Village Super Market paid $76.2 million in March for Fairway’s name, its books and records and five of its most valuable stores, including the Fairway flagship on Manhattan’s Upper West Side, which started off as a fruit-and-vegetable stand in 1933.

But the sellers have continued to operate a handful of stores that failed to find bidders, including the popular waterfront store in Red Hook. That’s where the alleged confusion lies, as those stores won’t be required to give up the Fairway name until four months after the sale to Village Stores has closed — a process that appears to have taken place in April.

In addition to Red Hook, the new logo has been strung up next to Fairway Market signs at stores in Westbury, Douglaston and Stamford, Conn., the lawsuit claims. The new brand has also been slapped on products sold in those stores, like fresh mozzarella cheese — as well as online advertising circulars, the lawsuit says.

“Defendants’ simultaneous use of the Fairway and Fresh and Beyond Specialty Grocer marks has already created substantial marketplace confusion,” the lawsuit claims. “Customers encountering both marks are likely to mistakenly believe that Fresh and Beyond Specialty Grocer is a new supermarket brand owned by [Fairway].”

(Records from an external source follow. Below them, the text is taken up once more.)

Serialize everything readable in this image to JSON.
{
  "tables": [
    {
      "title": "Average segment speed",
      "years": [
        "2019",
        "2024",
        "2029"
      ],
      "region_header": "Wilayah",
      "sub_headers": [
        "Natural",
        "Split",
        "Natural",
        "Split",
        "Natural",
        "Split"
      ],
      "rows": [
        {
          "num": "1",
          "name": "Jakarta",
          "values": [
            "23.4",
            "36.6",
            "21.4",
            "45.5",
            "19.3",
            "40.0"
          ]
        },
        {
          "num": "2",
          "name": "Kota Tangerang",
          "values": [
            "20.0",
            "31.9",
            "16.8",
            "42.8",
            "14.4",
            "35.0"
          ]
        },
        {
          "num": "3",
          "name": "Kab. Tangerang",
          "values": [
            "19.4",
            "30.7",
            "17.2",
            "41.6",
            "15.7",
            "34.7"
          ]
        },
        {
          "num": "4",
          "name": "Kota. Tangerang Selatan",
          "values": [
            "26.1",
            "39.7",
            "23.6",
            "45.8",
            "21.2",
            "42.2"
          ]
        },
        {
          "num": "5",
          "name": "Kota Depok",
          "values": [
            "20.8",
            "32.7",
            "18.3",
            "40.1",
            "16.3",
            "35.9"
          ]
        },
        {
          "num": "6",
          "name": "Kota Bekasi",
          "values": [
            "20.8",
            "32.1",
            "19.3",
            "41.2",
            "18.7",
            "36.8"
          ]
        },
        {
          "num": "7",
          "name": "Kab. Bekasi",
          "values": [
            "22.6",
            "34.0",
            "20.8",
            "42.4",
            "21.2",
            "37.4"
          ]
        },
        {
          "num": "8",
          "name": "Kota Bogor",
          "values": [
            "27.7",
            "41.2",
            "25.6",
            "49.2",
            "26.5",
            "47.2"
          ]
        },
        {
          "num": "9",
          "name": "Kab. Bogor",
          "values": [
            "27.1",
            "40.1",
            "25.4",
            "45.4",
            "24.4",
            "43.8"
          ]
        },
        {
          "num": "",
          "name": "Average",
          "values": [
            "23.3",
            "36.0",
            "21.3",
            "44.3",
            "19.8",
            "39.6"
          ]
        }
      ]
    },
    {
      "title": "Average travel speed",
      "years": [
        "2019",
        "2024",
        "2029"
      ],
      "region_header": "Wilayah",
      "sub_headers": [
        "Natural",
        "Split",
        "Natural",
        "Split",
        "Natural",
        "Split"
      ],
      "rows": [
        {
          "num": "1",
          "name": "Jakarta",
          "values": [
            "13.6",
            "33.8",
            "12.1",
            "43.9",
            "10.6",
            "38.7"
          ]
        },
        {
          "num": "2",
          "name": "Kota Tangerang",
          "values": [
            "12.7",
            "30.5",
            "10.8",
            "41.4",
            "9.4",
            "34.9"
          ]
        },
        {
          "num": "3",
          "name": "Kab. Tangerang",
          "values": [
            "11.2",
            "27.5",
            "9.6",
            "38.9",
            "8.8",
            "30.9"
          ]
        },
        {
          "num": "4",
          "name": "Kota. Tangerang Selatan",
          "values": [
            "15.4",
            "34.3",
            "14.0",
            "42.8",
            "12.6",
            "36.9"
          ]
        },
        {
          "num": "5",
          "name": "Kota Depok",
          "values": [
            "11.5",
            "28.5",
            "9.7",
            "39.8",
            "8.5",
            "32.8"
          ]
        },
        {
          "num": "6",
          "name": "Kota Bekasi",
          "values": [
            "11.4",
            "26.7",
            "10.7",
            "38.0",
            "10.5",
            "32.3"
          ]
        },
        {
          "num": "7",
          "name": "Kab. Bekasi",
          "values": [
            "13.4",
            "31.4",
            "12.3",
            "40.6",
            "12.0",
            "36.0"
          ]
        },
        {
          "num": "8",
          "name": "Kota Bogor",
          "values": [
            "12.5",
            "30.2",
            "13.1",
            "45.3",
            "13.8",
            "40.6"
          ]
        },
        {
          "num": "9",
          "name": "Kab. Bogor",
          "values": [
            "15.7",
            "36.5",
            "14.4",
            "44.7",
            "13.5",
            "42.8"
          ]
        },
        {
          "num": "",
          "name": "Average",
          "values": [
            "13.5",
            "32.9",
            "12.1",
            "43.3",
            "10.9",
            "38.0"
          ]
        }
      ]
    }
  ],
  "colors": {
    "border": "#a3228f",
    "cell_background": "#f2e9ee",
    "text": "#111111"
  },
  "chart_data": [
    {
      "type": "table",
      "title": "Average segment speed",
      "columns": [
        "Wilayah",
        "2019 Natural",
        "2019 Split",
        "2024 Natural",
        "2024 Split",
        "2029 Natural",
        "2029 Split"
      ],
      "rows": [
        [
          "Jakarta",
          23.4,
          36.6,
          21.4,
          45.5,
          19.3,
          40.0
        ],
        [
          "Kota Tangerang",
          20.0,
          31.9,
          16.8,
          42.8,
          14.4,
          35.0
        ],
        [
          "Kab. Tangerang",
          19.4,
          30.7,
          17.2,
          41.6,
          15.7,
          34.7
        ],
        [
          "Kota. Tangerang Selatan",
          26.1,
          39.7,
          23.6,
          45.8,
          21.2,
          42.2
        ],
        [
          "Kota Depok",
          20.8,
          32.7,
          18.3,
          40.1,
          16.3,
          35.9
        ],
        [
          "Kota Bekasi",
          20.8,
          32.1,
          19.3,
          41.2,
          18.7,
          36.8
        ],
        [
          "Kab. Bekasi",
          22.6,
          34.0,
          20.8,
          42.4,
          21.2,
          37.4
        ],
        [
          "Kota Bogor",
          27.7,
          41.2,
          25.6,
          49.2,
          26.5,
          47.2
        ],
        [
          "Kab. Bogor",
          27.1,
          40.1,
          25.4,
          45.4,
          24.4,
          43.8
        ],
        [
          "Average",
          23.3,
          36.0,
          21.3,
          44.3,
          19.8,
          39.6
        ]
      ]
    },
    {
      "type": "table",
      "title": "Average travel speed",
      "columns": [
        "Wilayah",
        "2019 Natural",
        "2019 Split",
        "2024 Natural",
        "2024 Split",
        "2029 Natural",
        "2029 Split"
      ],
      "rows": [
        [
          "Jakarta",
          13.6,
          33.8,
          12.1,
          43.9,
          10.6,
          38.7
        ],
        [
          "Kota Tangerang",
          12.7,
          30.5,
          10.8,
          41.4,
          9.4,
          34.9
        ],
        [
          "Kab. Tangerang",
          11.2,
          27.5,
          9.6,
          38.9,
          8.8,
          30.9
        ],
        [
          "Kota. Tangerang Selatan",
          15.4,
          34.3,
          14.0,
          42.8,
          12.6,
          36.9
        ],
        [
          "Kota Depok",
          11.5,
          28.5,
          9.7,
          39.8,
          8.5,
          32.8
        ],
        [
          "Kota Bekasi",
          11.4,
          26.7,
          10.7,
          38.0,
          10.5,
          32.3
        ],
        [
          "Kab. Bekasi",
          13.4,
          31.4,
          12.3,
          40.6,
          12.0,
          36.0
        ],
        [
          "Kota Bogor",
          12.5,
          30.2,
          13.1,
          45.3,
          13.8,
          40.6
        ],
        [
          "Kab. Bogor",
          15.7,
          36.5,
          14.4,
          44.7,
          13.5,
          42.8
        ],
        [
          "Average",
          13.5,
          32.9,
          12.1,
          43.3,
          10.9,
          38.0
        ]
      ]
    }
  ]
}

Village is suing for fraud, tradmark infringement and unfair competition — and experts say they appear to have a case.

“The new brand seems to be created to convert existing Fairway customers to the new brand, which appears in direct conflict to the purchase agreement that Fairway signed with Village Supermarkets,” said retail consultant Burt Flickinger.

“Village Super Markets is definitely in the right,” Flickinger added. “It seems both absurd and outrageous that this brand is trading off the goodwill and power of the Fairway trademark to shift shoppers to new stores.”

Fairway Market declined to comment on the complaint and by Wednesday the banners appeared to have been removed. One industry expert involved in the bankruptcy who asked not to be identified speculated that the Fresh and Beyond brand was created to allow Fairway to continue to operate stores that didn’t find buyers.

But the ShopRite owner’s lawsuit suggests the new logo is a more serious attempt at a real business — noting that the bankrupt owners registered the Fresh and Beyond Specialty Grocery mark with the US Patent and Trademark Office on June 3 for “grocery store services.”

The new entity also recently established a “VIP Club” that links to a Fairway-branded mobile app on Apple’s website and lists the stores that Village now owns, the lawsuit said.

Distressed debt expert Adam Stein Sapir, agrees, saying the former owners have until August 15 to decide “whether they want to reorganize certain Fairway assets that have not sold, including its liquor licenses, inventory and related wine business.”

“It looks like they are starting up a new business,” he said.